Every business engaging in the import, production, or accumulation of excisable goods in the UAE, as well as any individual responsible for managing an excise warehouse, for example, the warehouse owner, must register for excise tax.
The state uses the excise tax to reduce the consumption of unhealthy and harmful goods. In addition, it is the state's responsibility to increase government revenues that can be spent on useful public services. As the tax is indirect, it is included in the price of the goods. Therefore, the burden of the tax falls on the taxpayer, who will pay more for goods that are harmful to human health or the environment.
Customs duties
Dubai levies import duties on commercial goods based on various factors, including whether the business is registered on the mainland or in the free zone. This includes what the products and services are, where they are sourced and where they are going, and whether the UAE has tax agreements with the exporting country.
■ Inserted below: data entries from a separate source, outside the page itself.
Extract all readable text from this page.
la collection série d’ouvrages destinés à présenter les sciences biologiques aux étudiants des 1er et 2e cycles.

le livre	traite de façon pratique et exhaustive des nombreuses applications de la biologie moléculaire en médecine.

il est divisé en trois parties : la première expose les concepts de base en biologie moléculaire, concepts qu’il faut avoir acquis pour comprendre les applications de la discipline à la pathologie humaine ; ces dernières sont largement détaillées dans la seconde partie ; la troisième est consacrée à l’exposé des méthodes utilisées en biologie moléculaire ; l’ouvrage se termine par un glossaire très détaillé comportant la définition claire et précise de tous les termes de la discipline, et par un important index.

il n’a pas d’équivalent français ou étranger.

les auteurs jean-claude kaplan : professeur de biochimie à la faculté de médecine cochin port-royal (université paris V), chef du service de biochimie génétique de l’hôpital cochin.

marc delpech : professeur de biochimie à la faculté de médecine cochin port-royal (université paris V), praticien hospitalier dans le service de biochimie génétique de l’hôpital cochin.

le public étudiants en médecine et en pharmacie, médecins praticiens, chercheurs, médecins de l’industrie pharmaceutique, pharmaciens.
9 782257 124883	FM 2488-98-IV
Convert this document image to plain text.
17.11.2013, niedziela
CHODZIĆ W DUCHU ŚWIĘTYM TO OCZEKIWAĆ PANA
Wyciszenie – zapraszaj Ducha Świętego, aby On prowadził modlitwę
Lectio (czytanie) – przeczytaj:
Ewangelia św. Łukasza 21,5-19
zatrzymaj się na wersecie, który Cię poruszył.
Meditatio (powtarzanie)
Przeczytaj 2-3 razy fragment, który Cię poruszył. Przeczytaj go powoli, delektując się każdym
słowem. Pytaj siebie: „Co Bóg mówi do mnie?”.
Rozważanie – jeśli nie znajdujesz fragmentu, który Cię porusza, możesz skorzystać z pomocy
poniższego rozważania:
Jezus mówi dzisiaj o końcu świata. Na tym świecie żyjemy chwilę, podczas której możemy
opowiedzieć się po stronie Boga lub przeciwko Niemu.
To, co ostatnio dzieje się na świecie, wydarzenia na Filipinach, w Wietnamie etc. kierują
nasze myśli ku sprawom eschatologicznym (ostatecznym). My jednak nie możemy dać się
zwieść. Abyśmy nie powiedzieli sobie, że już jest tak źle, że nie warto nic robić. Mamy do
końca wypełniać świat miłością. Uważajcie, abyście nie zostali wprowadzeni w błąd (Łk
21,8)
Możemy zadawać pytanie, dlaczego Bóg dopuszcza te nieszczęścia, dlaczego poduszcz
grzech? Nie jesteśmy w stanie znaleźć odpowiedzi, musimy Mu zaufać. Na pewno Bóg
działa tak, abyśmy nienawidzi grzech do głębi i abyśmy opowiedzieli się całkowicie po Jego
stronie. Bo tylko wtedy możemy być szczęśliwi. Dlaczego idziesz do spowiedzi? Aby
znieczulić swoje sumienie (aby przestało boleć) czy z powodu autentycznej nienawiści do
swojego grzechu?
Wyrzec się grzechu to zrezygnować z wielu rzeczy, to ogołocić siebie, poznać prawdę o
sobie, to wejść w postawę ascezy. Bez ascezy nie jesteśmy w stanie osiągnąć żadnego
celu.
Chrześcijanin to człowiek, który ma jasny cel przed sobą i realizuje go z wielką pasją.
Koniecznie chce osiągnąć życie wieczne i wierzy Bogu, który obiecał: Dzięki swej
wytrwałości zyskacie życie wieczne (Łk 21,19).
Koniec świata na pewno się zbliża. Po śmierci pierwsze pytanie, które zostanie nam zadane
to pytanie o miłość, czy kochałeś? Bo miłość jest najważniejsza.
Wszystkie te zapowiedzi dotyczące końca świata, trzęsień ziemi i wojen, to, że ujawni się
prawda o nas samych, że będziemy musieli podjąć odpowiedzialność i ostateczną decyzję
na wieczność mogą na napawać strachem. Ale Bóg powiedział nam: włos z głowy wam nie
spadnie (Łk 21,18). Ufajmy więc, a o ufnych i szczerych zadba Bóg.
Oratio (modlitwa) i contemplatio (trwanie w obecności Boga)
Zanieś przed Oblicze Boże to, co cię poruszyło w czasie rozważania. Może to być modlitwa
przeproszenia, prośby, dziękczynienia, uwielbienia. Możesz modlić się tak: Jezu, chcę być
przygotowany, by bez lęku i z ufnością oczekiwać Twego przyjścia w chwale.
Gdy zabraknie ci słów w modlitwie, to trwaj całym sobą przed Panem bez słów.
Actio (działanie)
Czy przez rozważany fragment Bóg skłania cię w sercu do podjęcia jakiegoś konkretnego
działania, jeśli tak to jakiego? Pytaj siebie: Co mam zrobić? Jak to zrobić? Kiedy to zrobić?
The UAE has adopted a single tariff from the Cooperation Council for the Arab States of the Gulf (GCC), and customs duties are set at 5% of the CIF value of most goods. However, alcoholic, carbonated and sweetened beverages are subject to a duty of 50%, and e-smoking devices (tools and liquids used in them) and tobacco products are subject to a customs duty of 100%. Agricultural products and pharmaceuticals are exempt from customs duties.
A free zone does not levy customs duties on goods imported into its territory. A company registered in a free zone can import goods without paying customs duties.
Customs duties are also exempt from taxes in countries participating in the Greater Arab Free Trade Agreement of 1998.
Conclusions
Taking all of the above into consideration, it should be noted that the United Arab Emirates has created the most business-friendly conditions.
Direct tax obligations are rarely incurred by companies. VAT and excise duty are indirect taxes that ultimately fall on the shoulders of consumers. Customs duties are generally low, or in some cases absent altogether.
Companies operating in free zones are virtually tax-free if they conduct no internal business. Entrepreneurs planning their activities in free zones only need to consider the costs of opening and maintaining their company (for more information, see the article How much does it cost to open a company in the UAE?). A company's turnover, however, determines how significant such expenses are. Also, it is important to point out that fees associated with state and municipal services fall equally on individuals and corporations (see Taxation of individuals in the UAE). However, from the company's perspective, they don't appear so significant.